The project is a good example of the model, which more cities in the U.S. are looking into, Alexander says.

“I think it’s going to be a growing trend, private sector contractors having a much deeper role in the technical aspects and the long-range planning of services, not just the operation of the here and now,” he says.

The board of directors requested a plan to expand the streetcar system. Veolia presented a three-part plan. The Loyola Corridor was the first of three build-outs. The contractor secured funding, developed the specifications, hired the engineering and construction firms, and oversaw of the process with subcontracted firms doing the procurements according to Federal Transit Administration requirements.

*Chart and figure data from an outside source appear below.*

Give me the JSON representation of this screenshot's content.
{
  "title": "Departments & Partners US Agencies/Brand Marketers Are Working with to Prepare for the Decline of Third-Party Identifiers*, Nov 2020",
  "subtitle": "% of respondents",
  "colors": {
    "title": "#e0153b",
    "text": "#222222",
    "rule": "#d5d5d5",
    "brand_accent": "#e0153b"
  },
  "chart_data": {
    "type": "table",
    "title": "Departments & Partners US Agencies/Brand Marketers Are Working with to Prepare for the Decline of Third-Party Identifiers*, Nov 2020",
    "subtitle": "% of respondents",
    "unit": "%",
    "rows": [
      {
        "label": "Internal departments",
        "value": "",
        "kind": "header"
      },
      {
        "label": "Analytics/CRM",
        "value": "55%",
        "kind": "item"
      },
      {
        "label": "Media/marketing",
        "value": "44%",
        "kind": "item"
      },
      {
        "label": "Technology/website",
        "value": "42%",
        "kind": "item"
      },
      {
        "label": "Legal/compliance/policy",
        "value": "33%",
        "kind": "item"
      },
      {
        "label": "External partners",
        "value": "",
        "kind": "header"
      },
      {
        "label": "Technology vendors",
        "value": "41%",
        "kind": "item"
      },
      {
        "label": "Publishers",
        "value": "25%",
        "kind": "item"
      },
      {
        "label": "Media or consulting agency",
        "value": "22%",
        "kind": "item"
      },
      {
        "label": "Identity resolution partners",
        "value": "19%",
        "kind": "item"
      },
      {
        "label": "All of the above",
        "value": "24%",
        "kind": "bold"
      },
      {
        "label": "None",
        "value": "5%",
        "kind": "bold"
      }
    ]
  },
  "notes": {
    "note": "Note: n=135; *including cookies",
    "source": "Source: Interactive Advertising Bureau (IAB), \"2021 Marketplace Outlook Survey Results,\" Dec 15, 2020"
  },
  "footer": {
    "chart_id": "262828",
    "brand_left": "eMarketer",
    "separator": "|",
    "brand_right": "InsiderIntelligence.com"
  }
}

The extension operates approximately 1.6 miles along Loyola Avenue between the Canal Street and the Union Passenger Terminal downtown, serving most of the business district and connecting Amtrak and a bus transit center at the terminus of the line. Since the streetcar opened, it generated more than $2.7 billion in development around the line.

Developments in the works for future expansion as part of the larger 10-year plan for public transit mobility in New Orleans include another streetcar line along Rampart St., traveling across the North side of the French Quarter into mainly residential areas.

Challenges with the project were typical, Alexander says: raising enough money and a tight deadline.

“You just work your way through problem by problem,” he adds. “We were able to get a very good bond rating for the RTA. That meant we were able to raise more money. One thing builds on another to get the project going.”

Additionally, at the order of Mayor Mitch Landrieu, the project had to be done before the Super Bowl.

“Downtown New Orleans was just one big construction site because we couldn’t do things as one often does by taking one block and working on it and moving to the next,” Alexander recalls. “We had to rapidly do this, so there was a lot of construction. The residents of New Orleans had to put up with a lot while this got built.”

Now, he adds, the streetcar looks like it was made to be there, blending into the landscape. The Hyatt Regency New Orleans even conducted a major renovation of its facility, moving its front door to Loyola Avenue to be closer to the streetcar.

“There aren’t a lot of systems that can go from concept to implementation as fast as that project did,” Alexander says. “It shows the value of having partners with different expertise. For us to go to the mayor and the city and look for money together is a real testament to the power of that approach.”